Now, surely, in some sense, for process thought, God changes. Since this change does not involve any change in the form of God or in God’s nature of character, it is better not to use the language of “evolution.” But somewhat surprisingly, even the notion of “change” is problematic. Hartshorne affirms that God changes, Whitehead does not.
Change in process thought applies to the difference between successive occasions. In the concrescence of a single occasion, there is becoming, but not change. For Hartshorne, God is best understood as a personally ordered society of occasions of divine experience. Therefore, there is change from one occasion to another. The change is always one of increase. In each occasion God includes all that was included in the earlier occasions and more besides. For process theologians, there is nothing objectionable about such change. Certainly it does not imply any invidious “incompleteness” in any of the successive occasions. Most of us, therefore, do say, in contrast to classical theology that denies any mutability in God, that God changes. God is affected by the world and therefore is continually incorporating what happens.

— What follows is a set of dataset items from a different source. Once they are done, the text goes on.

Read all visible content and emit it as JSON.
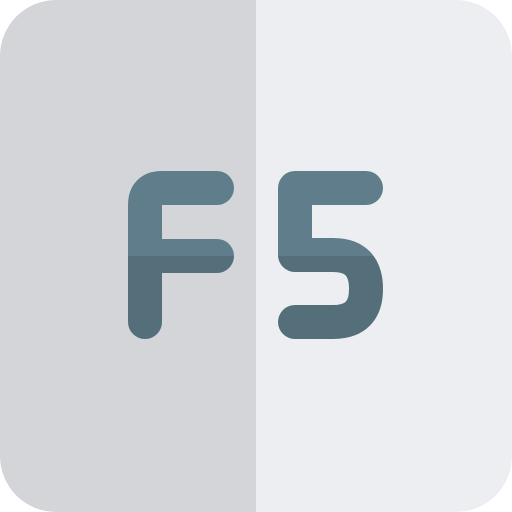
{
  "key": {
    "label": "F5",
    "icon": "f5-key-icon"
  },
  "colors": {
    "key_left": "#D3D5D8",
    "key_right": "#EDEEF1",
    "glyph_top": "#607D8B",
    "glyph_bottom": "#546E7A"
  }
}
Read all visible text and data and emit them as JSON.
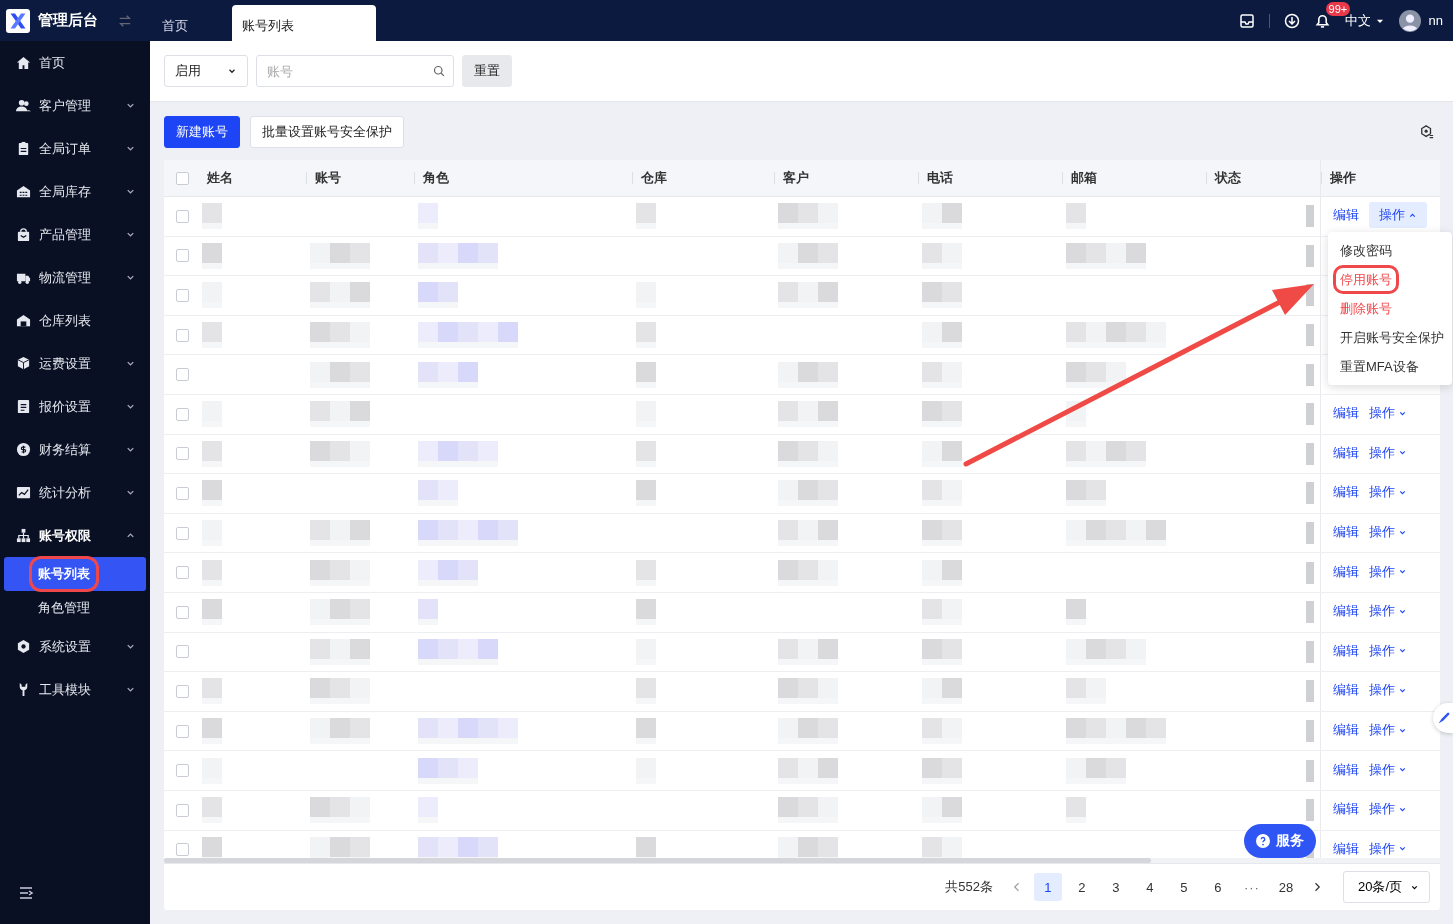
{
  "app": {
    "title": "管理后台"
  },
  "tabs": [
    {
      "label": "首页",
      "selected": false
    },
    {
      "label": "账号列表",
      "selected": true
    }
  ],
  "header": {
    "notification_count": "99+",
    "language": "中文",
    "user": "nn"
  },
  "sidebar": {
    "items": [
      {
        "label": "首页",
        "expandable": false,
        "expanded": false
      },
      {
        "label": "客户管理",
        "expandable": true,
        "expanded": false
      },
      {
        "label": "全局订单",
        "expandable": true,
        "expanded": false
      },
      {
        "label": "全局库存",
        "expandable": true,
        "expanded": false
      },
      {
        "label": "产品管理",
        "expandable": true,
        "expanded": false
      },
      {
        "label": "物流管理",
        "expandable": true,
        "expanded": false
      },
      {
        "label": "仓库列表",
        "expandable": false,
        "expanded": false
      },
      {
        "label": "运费设置",
        "expandable": true,
        "expanded": false
      },
      {
        "label": "报价设置",
        "expandable": true,
        "expanded": false
      },
      {
        "label": "财务结算",
        "expandable": true,
        "expanded": false
      },
      {
        "label": "统计分析",
        "expandable": true,
        "expanded": false
      },
      {
        "label": "账号权限",
        "expandable": true,
        "expanded": true,
        "children": [
          {
            "label": "账号列表",
            "selected": true,
            "highlighted": true
          },
          {
            "label": "角色管理",
            "selected": false,
            "highlighted": false
          }
        ]
      },
      {
        "label": "系统设置",
        "expandable": true,
        "expanded": false
      },
      {
        "label": "工具模块",
        "expandable": true,
        "expanded": false
      }
    ]
  },
  "filters": {
    "status": "启用",
    "search_placeholder": "账号",
    "reset": "重置"
  },
  "toolbar": {
    "buttons": [
      {
        "label": "新建账号",
        "kind": "primary"
      },
      {
        "label": "批量设置账号安全保护",
        "kind": "default"
      }
    ]
  },
  "table": {
    "all_checked": false,
    "columns": [
      "姓名",
      "账号",
      "角色",
      "仓库",
      "客户",
      "电话",
      "邮箱",
      "状态",
      "操作"
    ],
    "rows": [
      {
        "checked": false,
        "edit": "编辑",
        "more": "操作",
        "expanded": true
      },
      {
        "checked": false
      },
      {
        "checked": false
      },
      {
        "checked": false
      },
      {
        "checked": false
      },
      {
        "checked": false,
        "edit": "编辑",
        "more": "操作",
        "expanded": false
      },
      {
        "checked": false,
        "edit": "编辑",
        "more": "操作",
        "expanded": false
      },
      {
        "checked": false,
        "edit": "编辑",
        "more": "操作",
        "expanded": false
      },
      {
        "checked": false,
        "edit": "编辑",
        "more": "操作",
        "expanded": false
      },
      {
        "checked": false,
        "edit": "编辑",
        "more": "操作",
        "expanded": false
      },
      {
        "checked": false,
        "edit": "编辑",
        "more": "操作",
        "expanded": false
      },
      {
        "checked": false,
        "edit": "编辑",
        "more": "操作",
        "expanded": false
      },
      {
        "checked": false,
        "edit": "编辑",
        "more": "操作",
        "expanded": false
      },
      {
        "checked": false,
        "edit": "编辑",
        "more": "操作",
        "expanded": false
      },
      {
        "checked": false,
        "edit": "编辑",
        "more": "操作",
        "expanded": false
      },
      {
        "checked": false,
        "edit": "编辑",
        "more": "操作",
        "expanded": false
      },
      {
        "checked": false,
        "edit": "编辑",
        "more": "操作",
        "expanded": false
      }
    ]
  },
  "action_menu": {
    "items": [
      {
        "label": "修改密码",
        "kind": "normal",
        "highlighted": false
      },
      {
        "label": "停用账号",
        "kind": "danger",
        "highlighted": true
      },
      {
        "label": "删除账号",
        "kind": "danger",
        "highlighted": false
      },
      {
        "label": "开启账号安全保护",
        "kind": "normal",
        "highlighted": false
      },
      {
        "label": "重置MFA设备",
        "kind": "normal",
        "highlighted": false
      }
    ]
  },
  "pagination": {
    "total": "共552条",
    "pages": [
      {
        "label": "1",
        "kind": "page",
        "selected": true
      },
      {
        "label": "2",
        "kind": "page",
        "selected": false
      },
      {
        "label": "3",
        "kind": "page",
        "selected": false
      },
      {
        "label": "4",
        "kind": "page",
        "selected": false
      },
      {
        "label": "5",
        "kind": "page",
        "selected": false
      },
      {
        "label": "6",
        "kind": "page",
        "selected": false
      },
      {
        "label": "···",
        "kind": "ellipsis"
      },
      {
        "label": "28",
        "kind": "page",
        "selected": false
      }
    ],
    "page_size": "20条/页"
  },
  "service_button": {
    "label": "服务"
  },
  "annotation": {
    "arrow": true
  }
}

It is noteworthy, however, that Whitehead does not describe God in this way. Although he agrees with Hartshorne that God is continuously incorporating the new events in the world into the divine life, he does not understand this as change. Change requires successive occasions in an enduring object. For Whitehead, God is a single everlasting concrescence. In such a concrescence there are continually new prehensions of the world incorporated in the ever-enlarging satisfaction, but there is no “change.”

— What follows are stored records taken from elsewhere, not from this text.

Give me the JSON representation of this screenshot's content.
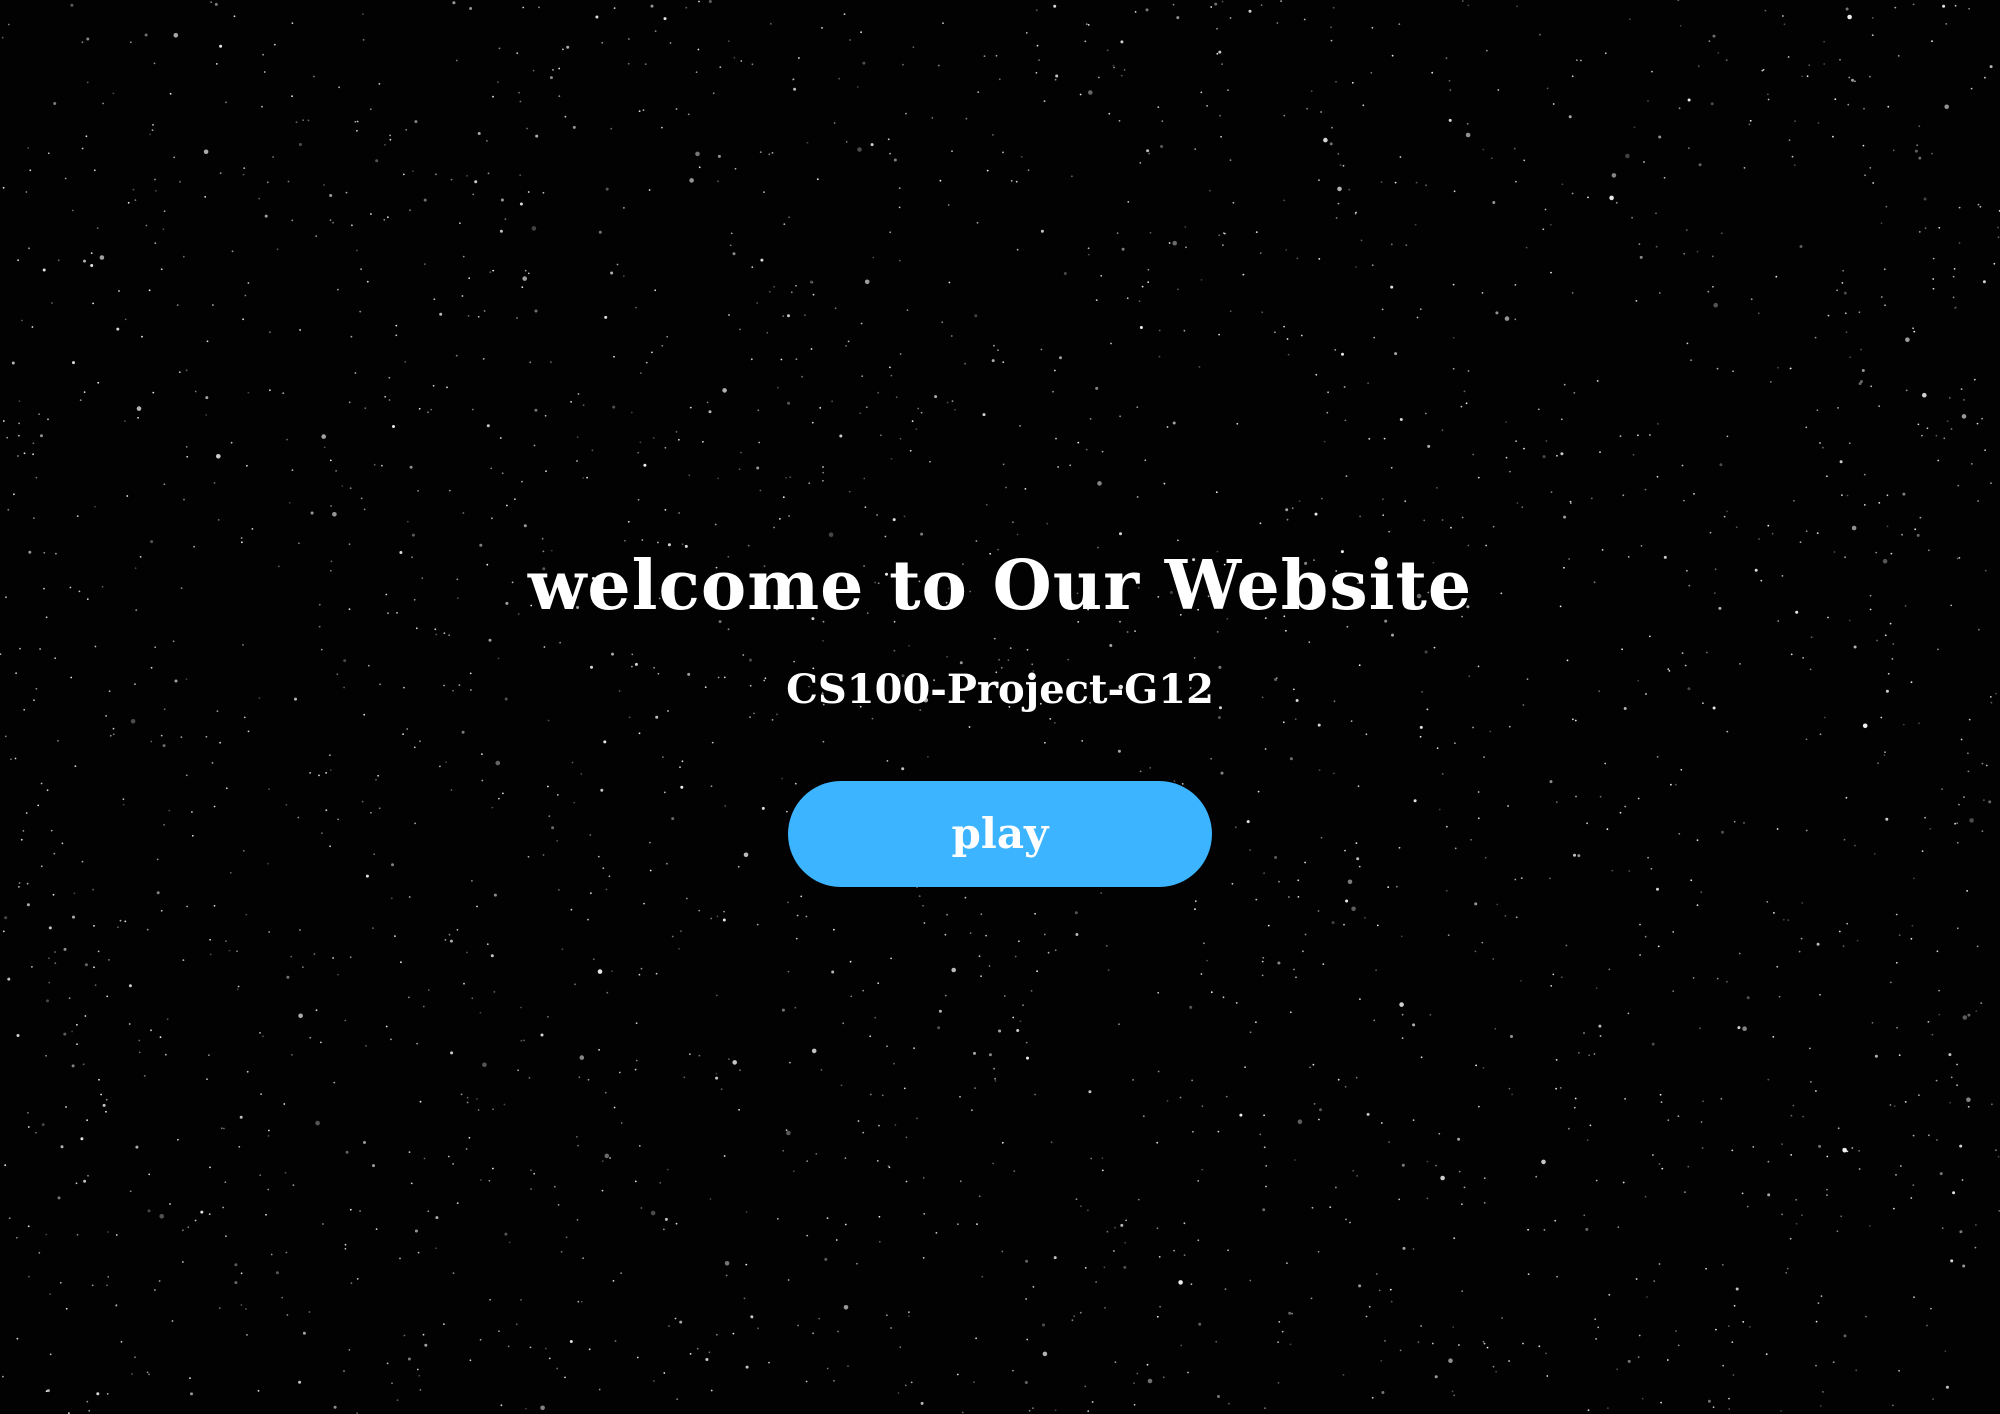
{
  "hero": {
    "title": "welcome to Our Website",
    "subtitle": "CS100-Project-G12",
    "play_label": "play"
  },
  "colors": {
    "background": "#020202",
    "text": "#ffffff",
    "accent": "#3cb4ff"
  }
}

This ongoing debate among process theologians about how best to conceive the divine life is of chiefly technical interest. I mention it only to indicate that the accurate discussion of God’s mutability in process theology is a long way from the kinds of “changes” that critics, and even some friends, attribute to us. Our claim is that God cares what happens in the world and is responsive to us. This is the common sense of most believers. Most do not accept in their personal piety the implications of divine immutability worked out in traditional philosophical theology. But they are sometimes left in confusion. Our contribution is to provide a philosophical theology that corresponds at a basic level with the presuppositions of biblical and popular theology, rather than opposing them.
Hence, our overall view is that God is indeed perfect and complete. To be perfect and complete, God must be perfectly and completely related to everything that happens as it happens. God everlastingly enriches the divine life though this inclusion of all that happens. God everlastingly responds perfectly to the ever-changing situation of creatures. This is the meaning of divine love.